NEW YORK (CBSNewYork/AP) — The heat wave continued across the Tri-State Area on Tuesday and forecasters said it will continue for at least the rest of the work week.
In fact, the sweltering conditions will get worse before they get better, CBS 2’s Lonnie Quinn reported. The high temperature in Manhattan on Tuesday peaked at 94 degrees.
Quinn forecast a high temperature of 96 in Manhattan for Thursday, and warned the 90-plus degree temperatures could continue into Saturday.
A heat advisory is in effect until 8 p.m. Wednesday for New York City. An excessive heat warning is in effect for parts of New Jersey.
Forecasters say high temperatures in the mid to upper 90s will combine with the humidity to make it feel like 105 degrees. The hottest part of the day will occur between 1 p.m. and 6 p.m. through Friday.
“The persistence of this heat wave is the most impressive thing about it,” said AccuWeather meteorologist Carl Babinski. “You need three consecutive days of 90 or greater to get a heat wave and in Central Park, that started officially Sunday when we hit 90.”
This is the second stifling heat wave of the summer that has settled over the Tri-State Area.
“By the time I get to work, I’m exhausted from the commute. When I get home, same thing. The heat is just brutal,” said Upper West Side resident Marc Muschel.
Officials said biking, running or even walking in this weather can lead to heat exhaustion.
“It’s going to be very hot and humid this week. The weather can be dangerous, especially for those without air conditioning, the elderly and those with chronic health conditions,” Mayor Michael Bloomberg said.

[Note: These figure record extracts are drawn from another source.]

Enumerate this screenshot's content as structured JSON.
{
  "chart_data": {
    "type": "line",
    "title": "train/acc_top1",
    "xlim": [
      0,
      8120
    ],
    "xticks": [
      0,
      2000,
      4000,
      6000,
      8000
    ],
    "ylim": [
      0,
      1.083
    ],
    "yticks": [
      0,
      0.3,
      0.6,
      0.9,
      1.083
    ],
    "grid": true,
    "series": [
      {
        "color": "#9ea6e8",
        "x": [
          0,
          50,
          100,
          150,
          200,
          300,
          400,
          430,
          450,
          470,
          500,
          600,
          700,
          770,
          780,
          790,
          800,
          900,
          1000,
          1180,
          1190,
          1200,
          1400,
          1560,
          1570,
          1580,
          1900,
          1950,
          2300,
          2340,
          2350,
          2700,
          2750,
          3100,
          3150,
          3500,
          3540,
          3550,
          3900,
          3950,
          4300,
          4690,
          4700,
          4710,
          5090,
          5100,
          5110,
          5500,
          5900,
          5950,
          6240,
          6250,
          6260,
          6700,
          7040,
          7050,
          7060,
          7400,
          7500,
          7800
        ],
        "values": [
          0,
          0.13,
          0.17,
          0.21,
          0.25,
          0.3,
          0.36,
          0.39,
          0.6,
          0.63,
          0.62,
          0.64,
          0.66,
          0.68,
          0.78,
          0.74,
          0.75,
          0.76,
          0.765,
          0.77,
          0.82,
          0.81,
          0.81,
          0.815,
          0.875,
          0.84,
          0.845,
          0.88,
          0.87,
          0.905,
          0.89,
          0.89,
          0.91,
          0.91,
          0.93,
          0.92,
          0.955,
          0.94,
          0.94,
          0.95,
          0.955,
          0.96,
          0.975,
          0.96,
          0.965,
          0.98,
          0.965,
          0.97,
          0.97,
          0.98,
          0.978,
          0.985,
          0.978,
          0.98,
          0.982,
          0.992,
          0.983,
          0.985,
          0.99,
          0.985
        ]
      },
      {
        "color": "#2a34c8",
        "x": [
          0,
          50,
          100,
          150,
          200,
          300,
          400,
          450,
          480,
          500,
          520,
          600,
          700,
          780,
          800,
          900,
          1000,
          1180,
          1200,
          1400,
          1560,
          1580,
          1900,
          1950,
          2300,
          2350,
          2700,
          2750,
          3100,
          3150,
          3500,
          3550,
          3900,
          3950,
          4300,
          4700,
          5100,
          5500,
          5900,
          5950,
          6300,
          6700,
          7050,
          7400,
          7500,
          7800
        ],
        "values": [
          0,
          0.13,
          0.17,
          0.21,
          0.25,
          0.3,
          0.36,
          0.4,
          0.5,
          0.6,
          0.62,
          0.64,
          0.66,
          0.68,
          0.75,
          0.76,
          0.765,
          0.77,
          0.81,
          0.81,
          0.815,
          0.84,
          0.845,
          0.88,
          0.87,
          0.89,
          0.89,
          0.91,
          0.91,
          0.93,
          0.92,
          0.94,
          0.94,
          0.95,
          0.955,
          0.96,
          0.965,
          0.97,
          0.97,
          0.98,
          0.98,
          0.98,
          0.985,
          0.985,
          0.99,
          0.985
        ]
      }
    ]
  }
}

“I’m 79 and my goodness, I never remember it being this hot,” Harlem resident Thomas Wade told CBS 2’s Janelle Burrell.
Wade said he had a near fainting spell during last month’s heat, so he’s being extra cautious in the middle of the current heat wave.
“Paramedics told me to keep drinking water. I wasn’t drinking enough water,” Wade told Burrell.
At St. Barnabas Hospital in the Bronx, hospital staff said there has been an increase in patients coming to the emergency room in recent days.
“We worry about two populations, the very old and the very young,” Dr. Ernest Patti told Burrell.
He said those two vulnerable groups are more easily overcome by the heat than healthy adults.
“They’ll be weak. They’ll feel very tired. They’ll be dehydrated. They’ll complain of headache, nausea, some of them will be vomiting,” Dr. Patti said.
The first method doctors use to treat patients with heat-related illness is to remove their clothing and spray them with water in front of a fan.
“The evaporation, what that does is helps cool the body most effectively,” Dr. Patti said.
But extreme heat can be dangerous for just about anyone.
At an event Tuesday in Brooklyn, an 18-year-old City Council intern collapsed, apparently due to the heat, 1010 WINS reported. City Council Speaker Christine Quinn stayed with the intern until an ambulance arrived.
The American Red Cross has urged all residents to take the heat wave seriously and has reminded everyone to drink plenty of water.
“Surprisingly, approximately 400 Americans die each summer due to the heat,” Sam Kille with the New York City Area Red Cross told WCBS 880’s Ginny Kosola.